The UK government has published its roadmap for modern digital government, an action plan bringing together integral products, platforms, and transformation initiatives to demonstrate how digitalisation across the government is improving public services, increasing accessibility, and promoting value for money. The roadmap aims to deliver on five themes: easier lives, faster growth, firmer foundations, smarter organisations, and higher productivity and efficiency, with progress being tracked through activity levels, delivery of projects and commitments, and outcomes such as user satisfaction. For citizens, public services will be redesigned to be more efficient and accessible. Public sector workers will also benefit from access to modern digital tools, data and skills, including AI tools to help complete tasks more quickly, better access to joined-up, high quality data, and opportunities to build digital, data, and AI skills.

The UK Government has updated its Cyber Action Plan, to tackle “critically high” cyber risk as part of the Roadmap for Modern Digital Government, looking to move toward proactive action, clear accountability, mandatory requirements, and comprehensive central support. £210 million has been invested in forming a new Government Cyber Unit, to provide direction and expert support. The government shares findings from the first year of GovAssure, its cyber security scheme for assessing government critical systems, noting “significant gaps” in departments’ cyber security and resilience, and levels of low maturity with asset management, protective monitoring, and response planning.

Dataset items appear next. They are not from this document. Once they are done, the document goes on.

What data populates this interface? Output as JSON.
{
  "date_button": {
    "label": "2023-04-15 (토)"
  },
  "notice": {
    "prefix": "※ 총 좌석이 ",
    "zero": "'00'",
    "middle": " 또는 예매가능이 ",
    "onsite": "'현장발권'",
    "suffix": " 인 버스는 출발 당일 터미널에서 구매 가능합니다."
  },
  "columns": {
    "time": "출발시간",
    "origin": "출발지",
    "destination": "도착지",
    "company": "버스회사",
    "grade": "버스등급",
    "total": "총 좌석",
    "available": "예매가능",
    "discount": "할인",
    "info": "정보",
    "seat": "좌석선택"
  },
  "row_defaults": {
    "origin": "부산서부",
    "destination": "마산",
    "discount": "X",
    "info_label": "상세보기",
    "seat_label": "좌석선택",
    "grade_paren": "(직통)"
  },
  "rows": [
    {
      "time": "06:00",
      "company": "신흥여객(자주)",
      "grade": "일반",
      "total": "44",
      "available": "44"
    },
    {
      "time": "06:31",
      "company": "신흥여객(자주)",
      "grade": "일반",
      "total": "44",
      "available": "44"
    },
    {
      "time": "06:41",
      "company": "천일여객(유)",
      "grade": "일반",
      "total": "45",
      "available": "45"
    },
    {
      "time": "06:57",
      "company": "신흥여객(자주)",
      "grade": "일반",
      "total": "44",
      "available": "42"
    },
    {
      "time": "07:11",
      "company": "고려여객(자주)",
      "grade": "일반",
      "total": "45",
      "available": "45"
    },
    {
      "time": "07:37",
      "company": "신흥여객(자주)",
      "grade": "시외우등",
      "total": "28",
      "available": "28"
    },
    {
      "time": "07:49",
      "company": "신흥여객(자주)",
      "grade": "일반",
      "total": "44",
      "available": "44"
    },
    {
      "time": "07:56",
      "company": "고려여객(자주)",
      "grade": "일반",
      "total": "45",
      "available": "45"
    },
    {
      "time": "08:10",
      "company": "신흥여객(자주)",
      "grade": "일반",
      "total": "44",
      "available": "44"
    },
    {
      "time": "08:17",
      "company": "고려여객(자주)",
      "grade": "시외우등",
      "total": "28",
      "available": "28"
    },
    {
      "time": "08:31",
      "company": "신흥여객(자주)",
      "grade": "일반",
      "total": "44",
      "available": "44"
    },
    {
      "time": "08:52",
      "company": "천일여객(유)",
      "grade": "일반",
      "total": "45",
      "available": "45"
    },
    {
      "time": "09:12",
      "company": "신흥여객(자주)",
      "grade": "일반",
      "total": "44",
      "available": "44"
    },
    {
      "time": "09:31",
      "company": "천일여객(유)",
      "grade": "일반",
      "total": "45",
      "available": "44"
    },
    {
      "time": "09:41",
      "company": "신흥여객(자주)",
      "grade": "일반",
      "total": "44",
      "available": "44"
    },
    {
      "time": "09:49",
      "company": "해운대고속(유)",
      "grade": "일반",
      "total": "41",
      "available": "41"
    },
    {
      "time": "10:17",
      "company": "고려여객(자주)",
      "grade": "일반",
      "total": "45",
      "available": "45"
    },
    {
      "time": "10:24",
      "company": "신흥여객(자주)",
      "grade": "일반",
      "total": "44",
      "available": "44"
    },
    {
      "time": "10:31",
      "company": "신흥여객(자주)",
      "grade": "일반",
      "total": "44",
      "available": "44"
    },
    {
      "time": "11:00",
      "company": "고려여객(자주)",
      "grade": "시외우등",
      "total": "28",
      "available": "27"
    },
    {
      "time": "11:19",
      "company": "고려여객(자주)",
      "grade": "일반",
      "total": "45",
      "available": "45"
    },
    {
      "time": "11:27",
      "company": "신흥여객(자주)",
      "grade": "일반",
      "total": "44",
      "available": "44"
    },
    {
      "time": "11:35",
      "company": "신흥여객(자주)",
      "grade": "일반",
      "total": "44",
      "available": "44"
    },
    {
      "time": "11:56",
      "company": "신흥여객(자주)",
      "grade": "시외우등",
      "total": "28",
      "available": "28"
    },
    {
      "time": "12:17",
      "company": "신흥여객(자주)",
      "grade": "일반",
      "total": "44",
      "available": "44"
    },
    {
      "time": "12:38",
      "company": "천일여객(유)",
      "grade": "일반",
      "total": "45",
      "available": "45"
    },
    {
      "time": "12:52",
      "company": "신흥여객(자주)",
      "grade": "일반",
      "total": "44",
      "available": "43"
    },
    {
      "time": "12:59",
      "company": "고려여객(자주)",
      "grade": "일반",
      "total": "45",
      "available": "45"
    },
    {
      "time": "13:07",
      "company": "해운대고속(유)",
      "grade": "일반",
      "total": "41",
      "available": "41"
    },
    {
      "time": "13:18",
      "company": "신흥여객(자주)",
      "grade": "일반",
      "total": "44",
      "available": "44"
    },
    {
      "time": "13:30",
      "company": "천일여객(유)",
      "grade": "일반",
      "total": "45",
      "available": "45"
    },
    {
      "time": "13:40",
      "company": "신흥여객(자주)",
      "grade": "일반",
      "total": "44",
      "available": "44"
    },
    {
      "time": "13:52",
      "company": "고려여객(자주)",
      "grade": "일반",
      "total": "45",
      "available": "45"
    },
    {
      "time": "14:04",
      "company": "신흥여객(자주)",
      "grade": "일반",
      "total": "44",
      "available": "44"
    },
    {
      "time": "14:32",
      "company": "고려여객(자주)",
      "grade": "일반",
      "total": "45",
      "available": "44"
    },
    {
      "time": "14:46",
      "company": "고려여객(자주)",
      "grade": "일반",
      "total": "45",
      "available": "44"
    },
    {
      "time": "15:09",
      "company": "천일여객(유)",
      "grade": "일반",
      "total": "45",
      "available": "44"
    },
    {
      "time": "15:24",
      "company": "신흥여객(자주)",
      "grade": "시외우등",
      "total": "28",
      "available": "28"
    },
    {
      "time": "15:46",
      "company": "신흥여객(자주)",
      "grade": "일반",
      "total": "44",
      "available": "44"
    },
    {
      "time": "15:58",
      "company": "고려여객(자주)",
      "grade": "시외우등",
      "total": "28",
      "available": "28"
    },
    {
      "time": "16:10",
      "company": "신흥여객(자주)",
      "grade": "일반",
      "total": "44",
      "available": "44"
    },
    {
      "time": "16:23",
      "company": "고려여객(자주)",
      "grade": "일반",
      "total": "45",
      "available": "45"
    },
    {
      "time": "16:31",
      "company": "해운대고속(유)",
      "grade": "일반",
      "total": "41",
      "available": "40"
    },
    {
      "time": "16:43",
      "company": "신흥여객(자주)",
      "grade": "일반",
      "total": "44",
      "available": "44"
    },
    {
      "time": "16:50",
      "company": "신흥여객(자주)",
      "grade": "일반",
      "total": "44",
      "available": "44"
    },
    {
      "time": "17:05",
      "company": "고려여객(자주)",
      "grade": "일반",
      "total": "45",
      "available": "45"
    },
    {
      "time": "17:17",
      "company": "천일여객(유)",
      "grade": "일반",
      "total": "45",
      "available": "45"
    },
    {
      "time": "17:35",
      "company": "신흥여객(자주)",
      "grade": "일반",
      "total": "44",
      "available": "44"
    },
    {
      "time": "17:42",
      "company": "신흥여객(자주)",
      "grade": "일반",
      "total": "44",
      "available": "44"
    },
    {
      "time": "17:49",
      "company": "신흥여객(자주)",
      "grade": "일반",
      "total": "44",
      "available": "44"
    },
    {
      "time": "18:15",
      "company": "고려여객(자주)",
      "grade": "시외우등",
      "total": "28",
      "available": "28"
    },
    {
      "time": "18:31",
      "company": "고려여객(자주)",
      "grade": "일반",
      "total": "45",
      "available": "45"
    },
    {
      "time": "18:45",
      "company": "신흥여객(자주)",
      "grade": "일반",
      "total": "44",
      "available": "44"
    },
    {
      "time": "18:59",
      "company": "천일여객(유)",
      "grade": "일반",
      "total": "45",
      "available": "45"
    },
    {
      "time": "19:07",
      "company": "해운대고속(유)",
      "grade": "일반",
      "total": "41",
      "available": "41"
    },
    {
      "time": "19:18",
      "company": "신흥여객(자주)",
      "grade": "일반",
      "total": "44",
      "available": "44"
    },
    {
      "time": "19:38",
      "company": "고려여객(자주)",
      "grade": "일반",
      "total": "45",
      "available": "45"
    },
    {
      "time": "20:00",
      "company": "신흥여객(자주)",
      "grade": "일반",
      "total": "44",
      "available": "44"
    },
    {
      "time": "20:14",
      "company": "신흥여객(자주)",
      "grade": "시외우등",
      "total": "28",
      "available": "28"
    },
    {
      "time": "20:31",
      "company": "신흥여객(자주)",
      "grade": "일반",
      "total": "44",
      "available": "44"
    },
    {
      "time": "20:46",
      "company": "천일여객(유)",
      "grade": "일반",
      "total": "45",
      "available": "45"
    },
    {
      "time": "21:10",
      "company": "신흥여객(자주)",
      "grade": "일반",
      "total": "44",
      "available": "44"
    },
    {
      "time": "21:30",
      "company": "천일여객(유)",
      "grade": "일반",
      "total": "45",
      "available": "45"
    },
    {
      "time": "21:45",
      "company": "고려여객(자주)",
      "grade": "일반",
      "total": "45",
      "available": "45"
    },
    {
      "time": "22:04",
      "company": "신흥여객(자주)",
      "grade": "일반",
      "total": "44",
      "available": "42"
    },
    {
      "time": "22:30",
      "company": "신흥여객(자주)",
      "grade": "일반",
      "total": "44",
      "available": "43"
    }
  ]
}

The Department for Science, Innovation and Technology (DSIT) is partnering with Anthropic, an AI safety and research company, to build and pilot an AI-powered assistant for the GOV.UK website following DSIT’s “scan, pilot, scale” framework supporting testing and iteration prior to wider roll-out. The AI assistant is said to help people visiting the government website to navigate services, with an initial focus on employment, finding work, accessing training, and understanding available resources. According to Anthropic, the assistant will be capable of maintaining context across interactions, allowing people to pick up from where they left off when returning to the website. Users will also have “full control” over their data, it states, including what is remembered about their interactions.